Disturbances of growth and development could occur among SCD patients, which lead to dentofacial deformities such as malocclusion [3]. In addition, craniofacial anomalies are associated with SCD and the most common bone abnormalities reported in the literature are maxillary protrusion and mandibular retrusion, which subsequently result in overjet, overbite, and spacing of both dental arches [36]. Malocclusion in its different classes can be observed in SCD patients due to bony changes. Class I malocclusion is the most prevalent form of malocclusions among SCD patients, even more prevalent than normal occlusion, and there is no clear consensus concerning its etiology. Individuals with Class I malocclusion have normal molar relationships, but their teeth are not in the correct position in the line of occlusion due to mal-opposed teeth, rotation, spacing, overbites, open bites, posterior cross bites, or even anterior crossbites [37].

Class II malocclusion is characterized into two groups, skeletal and dental. Skeletal class II malocclusions are jaw-related, where dental class II malocclusions are dentoalveolar related; however, a combination of skeletal and dental Class II malocclusions is observed in most SCD cases. This malocclusion is related to retrognathic mandible, prognathic maxilla, or a combination of both. Skeletal Class II malocclusion is most frequent in particular clinics, caused mainly by retrognathic mandible [38]. Malocclusion, especially severe class II malocclusion, would be an inevitable result in SCD patients, leading to chewing, swallowing, phonation and breathing disorders, and even psychosocial disorders, where the patients’ self-esteem and interpersonal relationships might be severely affected [36]. Orofacial complications depend not only on the presence of SCD but on other factors that are related to the subjects themselves, such as: oral hygiene, dietery habits, and social condition [23].
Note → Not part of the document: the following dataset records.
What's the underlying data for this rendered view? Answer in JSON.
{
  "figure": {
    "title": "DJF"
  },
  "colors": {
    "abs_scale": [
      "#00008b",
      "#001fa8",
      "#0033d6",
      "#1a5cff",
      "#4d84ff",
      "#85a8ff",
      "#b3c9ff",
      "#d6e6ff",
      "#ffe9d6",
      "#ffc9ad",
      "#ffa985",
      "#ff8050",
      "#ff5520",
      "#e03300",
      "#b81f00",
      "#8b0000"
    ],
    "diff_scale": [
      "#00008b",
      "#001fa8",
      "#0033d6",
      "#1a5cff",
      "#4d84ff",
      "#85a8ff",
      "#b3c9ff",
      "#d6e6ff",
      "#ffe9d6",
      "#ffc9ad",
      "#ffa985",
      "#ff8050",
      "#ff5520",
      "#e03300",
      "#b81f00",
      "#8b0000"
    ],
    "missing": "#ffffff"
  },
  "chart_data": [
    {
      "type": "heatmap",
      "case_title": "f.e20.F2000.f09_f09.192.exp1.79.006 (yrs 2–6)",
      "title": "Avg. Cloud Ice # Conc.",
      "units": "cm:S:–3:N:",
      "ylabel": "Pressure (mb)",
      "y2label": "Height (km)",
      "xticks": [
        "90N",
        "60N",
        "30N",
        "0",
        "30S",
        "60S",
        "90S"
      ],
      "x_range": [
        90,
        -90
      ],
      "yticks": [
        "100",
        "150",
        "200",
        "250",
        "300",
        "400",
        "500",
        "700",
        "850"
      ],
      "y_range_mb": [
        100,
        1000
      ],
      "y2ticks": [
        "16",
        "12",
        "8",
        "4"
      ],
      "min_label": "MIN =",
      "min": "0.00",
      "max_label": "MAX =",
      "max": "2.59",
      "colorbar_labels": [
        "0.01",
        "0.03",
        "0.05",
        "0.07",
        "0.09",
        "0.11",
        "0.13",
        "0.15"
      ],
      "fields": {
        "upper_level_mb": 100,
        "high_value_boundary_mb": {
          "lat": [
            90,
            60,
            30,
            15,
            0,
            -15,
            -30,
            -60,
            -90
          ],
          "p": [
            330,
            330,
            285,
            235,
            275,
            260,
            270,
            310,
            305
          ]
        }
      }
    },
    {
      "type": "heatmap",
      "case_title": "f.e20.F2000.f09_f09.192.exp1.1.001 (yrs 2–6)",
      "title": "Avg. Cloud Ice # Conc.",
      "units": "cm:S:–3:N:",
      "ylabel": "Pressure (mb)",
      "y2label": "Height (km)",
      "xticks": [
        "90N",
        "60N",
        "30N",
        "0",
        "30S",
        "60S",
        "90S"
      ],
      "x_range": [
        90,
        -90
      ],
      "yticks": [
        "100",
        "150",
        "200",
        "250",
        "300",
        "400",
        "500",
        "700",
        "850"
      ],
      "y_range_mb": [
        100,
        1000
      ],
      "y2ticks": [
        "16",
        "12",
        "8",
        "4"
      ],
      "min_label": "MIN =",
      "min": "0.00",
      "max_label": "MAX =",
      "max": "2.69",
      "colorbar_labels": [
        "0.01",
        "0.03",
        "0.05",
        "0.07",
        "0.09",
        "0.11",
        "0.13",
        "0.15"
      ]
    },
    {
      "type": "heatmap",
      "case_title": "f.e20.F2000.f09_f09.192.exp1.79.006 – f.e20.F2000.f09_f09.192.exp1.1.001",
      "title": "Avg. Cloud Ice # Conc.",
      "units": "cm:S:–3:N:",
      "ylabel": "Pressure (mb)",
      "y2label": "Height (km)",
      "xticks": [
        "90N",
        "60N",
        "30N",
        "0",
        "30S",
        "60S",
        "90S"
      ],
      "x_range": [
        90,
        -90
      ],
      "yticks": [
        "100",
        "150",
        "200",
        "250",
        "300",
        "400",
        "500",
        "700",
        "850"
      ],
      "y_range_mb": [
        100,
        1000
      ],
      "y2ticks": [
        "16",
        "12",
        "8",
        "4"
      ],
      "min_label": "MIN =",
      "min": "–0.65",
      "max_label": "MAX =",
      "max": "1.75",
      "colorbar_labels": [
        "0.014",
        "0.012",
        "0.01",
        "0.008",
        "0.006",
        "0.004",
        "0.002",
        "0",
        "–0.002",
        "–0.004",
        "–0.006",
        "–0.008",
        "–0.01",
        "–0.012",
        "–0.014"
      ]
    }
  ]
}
SCD patients need to avoid sickle cell precipitating factors such as extreme hot and cold weather, low oxygen pressure atmosphere, severe muscular exercise to avoid vaso-occlusive crises. They also must recognize the need to take their painkillers and antibiotics whenever required in their frequent sickle cell crises [39]. Such patients require regular dental checkups to detect early dental abnormalities or maxillary osteonecrosis to be treated before major dental complications develop. The treatment of choice consists of folic acid, hydroxocobalamin, mouth wash, rehydration, opioid analgesics and non-steroidal anti-inflammatory drugs to manage the severe pain and reduce inflammation, or even a blood transfusion to reduce the anemic crisis[40]. Health professionals should be aware that SCD may also provoke aseptic jaw arthritis.
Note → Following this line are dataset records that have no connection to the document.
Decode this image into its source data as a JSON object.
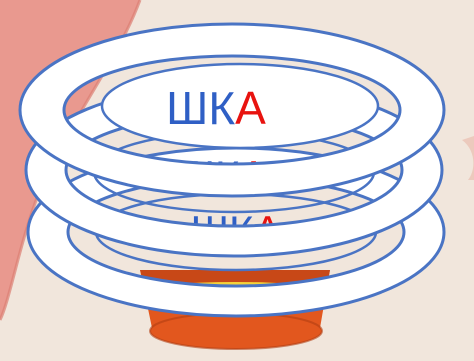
{
  "colors": {
    "background": "#f1e6dc",
    "pink_shape": "#e9998f",
    "pink_shape_dark": "#dc7d72",
    "ring_fill": "#ffffff",
    "ring_stroke": "#4a74c4",
    "ring_inner_shadow": "#d7e3f4",
    "syllable_main_color": "#2f5fc5",
    "syllable_accent_color": "#e8130f",
    "pot_orange": "#e2571e",
    "pot_dark": "#b23d12",
    "pot_yellow": "#f4d23a"
  },
  "cards": [
    {
      "part_main": "ШК",
      "part_accent": "А"
    },
    {
      "part_main": "ШК",
      "part_accent": "А"
    },
    {
      "part_main": "ШК",
      "part_accent": "А"
    }
  ]
}
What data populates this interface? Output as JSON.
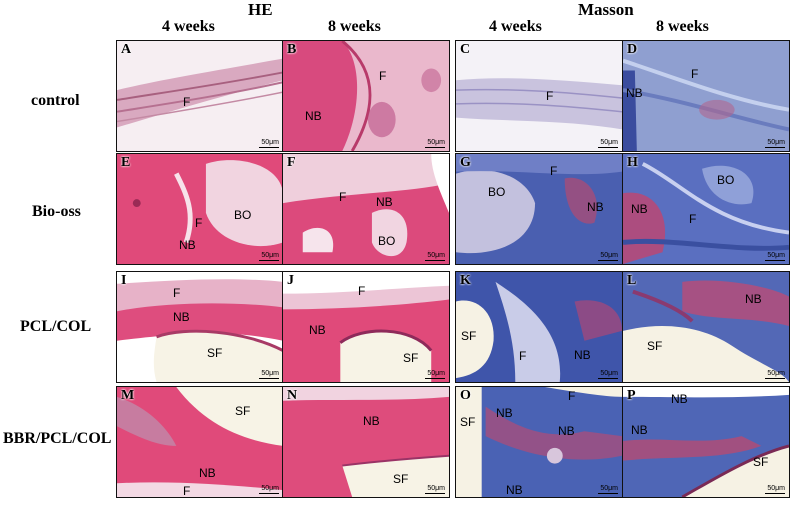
{
  "headers": {
    "group_he": "HE",
    "group_masson": "Masson",
    "col_he_4": "4 weeks",
    "col_he_8": "8 weeks",
    "col_m_4": "4 weeks",
    "col_m_8": "8 weeks"
  },
  "rows": [
    "control",
    "Bio-oss",
    "PCL/COL",
    "BBR/PCL/COL"
  ],
  "scale_bar": "50μm",
  "stain_colors": {
    "he_pink": "#e04a7a",
    "he_light": "#f3dbe6",
    "masson_blue": "#4a5fb0",
    "masson_red": "#c4476a",
    "scaffold": "#f6f2e4"
  },
  "panels": [
    {
      "letter": "A",
      "labels": [
        "F"
      ]
    },
    {
      "letter": "B",
      "labels": [
        "F",
        "NB"
      ]
    },
    {
      "letter": "C",
      "labels": [
        "F"
      ]
    },
    {
      "letter": "D",
      "labels": [
        "F",
        "NB"
      ]
    },
    {
      "letter": "E",
      "labels": [
        "BO",
        "F",
        "NB"
      ]
    },
    {
      "letter": "F",
      "labels": [
        "F",
        "NB",
        "BO"
      ]
    },
    {
      "letter": "G",
      "labels": [
        "F",
        "BO",
        "NB"
      ]
    },
    {
      "letter": "H",
      "labels": [
        "BO",
        "NB",
        "F"
      ]
    },
    {
      "letter": "I",
      "labels": [
        "F",
        "NB",
        "SF"
      ]
    },
    {
      "letter": "J",
      "labels": [
        "F",
        "NB",
        "SF"
      ]
    },
    {
      "letter": "K",
      "labels": [
        "SF",
        "F",
        "NB"
      ]
    },
    {
      "letter": "L",
      "labels": [
        "NB",
        "SF"
      ]
    },
    {
      "letter": "M",
      "labels": [
        "SF",
        "NB",
        "F"
      ]
    },
    {
      "letter": "N",
      "labels": [
        "NB",
        "SF"
      ]
    },
    {
      "letter": "O",
      "labels": [
        "F",
        "SF",
        "NB",
        "NB",
        "NB"
      ]
    },
    {
      "letter": "P",
      "labels": [
        "NB",
        "NB",
        "SF"
      ]
    }
  ]
}
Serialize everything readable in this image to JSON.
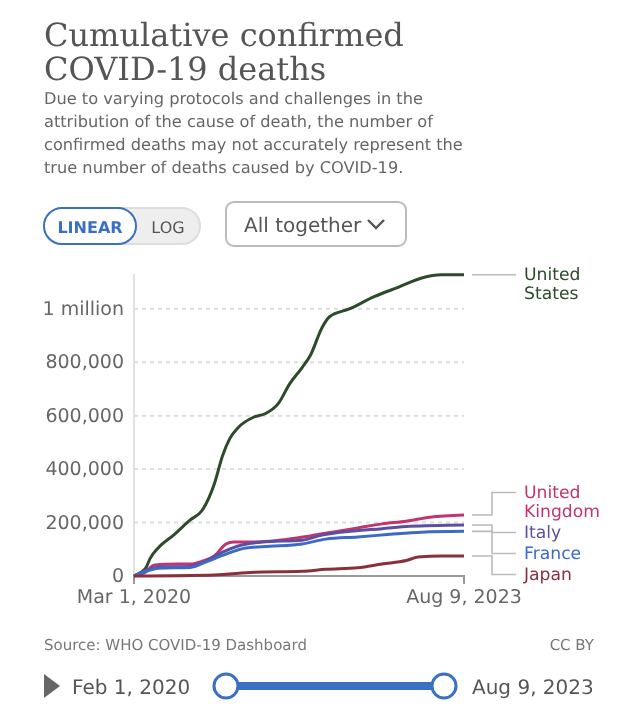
{
  "chart_data": {
    "type": "line",
    "title": "Cumulative confirmed COVID-19 deaths",
    "subtitle": "Due to varying protocols and challenges in the attribution of the cause of death, the number of confirmed deaths may not accurately represent the true number of deaths caused by COVID-19.",
    "annotations": [
      "LINEAR",
      "LOG",
      "All together",
      "Source: WHO COVID-19 Dashboard",
      "CC BY",
      "Feb 1, 2020",
      "Aug 9, 2023"
    ],
    "xlim": [
      "2020-03-01",
      "2023-08-09"
    ],
    "xticks": [
      {
        "value": "2020-03-01",
        "label": "Mar 1, 2020"
      },
      {
        "value": "2023-08-09",
        "label": "Aug 9, 2023"
      }
    ],
    "ylim": [
      0,
      1130000
    ],
    "yticks": [
      0,
      {
        "value": 200000,
        "label": "200,000"
      },
      {
        "value": 400000,
        "label": "400,000"
      },
      {
        "value": 600000,
        "label": "600,000"
      },
      {
        "value": 800000,
        "label": "800,000"
      },
      {
        "value": 1000000,
        "label": "1 million"
      }
    ],
    "grid": "y",
    "legend": "right",
    "series": [
      {
        "name": "United States",
        "color": "#2d4a2a",
        "x": [
          "2020-03-01",
          "2020-04-15",
          "2020-05-01",
          "2020-06-01",
          "2020-08-01",
          "2020-10-01",
          "2020-11-15",
          "2021-01-01",
          "2021-02-01",
          "2021-03-01",
          "2021-04-01",
          "2021-06-01",
          "2021-07-15",
          "2021-09-01",
          "2021-10-15",
          "2021-12-01",
          "2022-01-01",
          "2022-02-15",
          "2022-03-15",
          "2022-06-01",
          "2022-09-01",
          "2022-12-01",
          "2023-03-01",
          "2023-05-15",
          "2023-08-09"
        ],
        "values": [
          0,
          30000,
          65000,
          105000,
          155000,
          210000,
          245000,
          345000,
          450000,
          515000,
          555000,
          595000,
          608000,
          645000,
          720000,
          780000,
          825000,
          930000,
          970000,
          1000000,
          1045000,
          1080000,
          1115000,
          1127000,
          1127000
        ]
      },
      {
        "name": "United Kingdom",
        "color": "#c4336f",
        "x": [
          "2020-03-01",
          "2020-04-15",
          "2020-05-15",
          "2020-07-01",
          "2020-10-01",
          "2020-11-15",
          "2021-01-01",
          "2021-02-15",
          "2021-03-15",
          "2021-07-01",
          "2021-10-01",
          "2022-01-01",
          "2022-04-01",
          "2022-07-01",
          "2022-10-01",
          "2023-01-01",
          "2023-04-01",
          "2023-08-09"
        ],
        "values": [
          0,
          15000,
          40000,
          44000,
          45000,
          55000,
          75000,
          120000,
          127000,
          128000,
          137000,
          150000,
          165000,
          180000,
          195000,
          205000,
          220000,
          228000
        ]
      },
      {
        "name": "Italy",
        "color": "#5b50a0",
        "x": [
          "2020-03-01",
          "2020-04-15",
          "2020-06-01",
          "2020-10-01",
          "2020-12-01",
          "2021-01-15",
          "2021-04-15",
          "2021-07-01",
          "2021-12-01",
          "2022-02-15",
          "2022-06-01",
          "2022-10-01",
          "2023-01-15",
          "2023-08-09"
        ],
        "values": [
          0,
          22000,
          33000,
          36000,
          57000,
          81000,
          116000,
          127000,
          134000,
          153000,
          167000,
          177000,
          186000,
          191000
        ]
      },
      {
        "name": "France",
        "color": "#3d6ac4",
        "x": [
          "2020-03-01",
          "2020-04-15",
          "2020-06-01",
          "2020-10-01",
          "2020-12-01",
          "2021-02-01",
          "2021-05-01",
          "2021-08-01",
          "2021-12-01",
          "2022-03-01",
          "2022-07-01",
          "2022-11-01",
          "2023-03-01",
          "2023-08-09"
        ],
        "values": [
          0,
          17000,
          29000,
          32000,
          53000,
          77000,
          105000,
          111000,
          120000,
          138000,
          146000,
          156000,
          164000,
          167000
        ]
      },
      {
        "name": "Japan",
        "color": "#8a2f3b",
        "x": [
          "2020-03-01",
          "2021-01-01",
          "2021-06-01",
          "2021-12-01",
          "2022-03-01",
          "2022-07-01",
          "2022-10-01",
          "2023-01-01",
          "2023-02-15",
          "2023-05-15",
          "2023-08-09"
        ],
        "values": [
          0,
          4000,
          14000,
          18000,
          25000,
          31000,
          45000,
          58000,
          71000,
          75000,
          75000
        ]
      }
    ]
  }
}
Dental and Bone complications in SCD patients due to recurrent micro-infarctions are serious complications. It affects both jaws and subsequently the teeth, causing multiple malformations, which in turn, affect teeth function and integrity. Different approaches need to be used in these patients to preserve healthy dental status: excellent oral hygiene, regular follow-up, compliance with treatment, and early orthodontic treatment if required. All these parameters could significantly affect patients’ quality of life when taking into consideration dental, oral, and maxillofacial health status.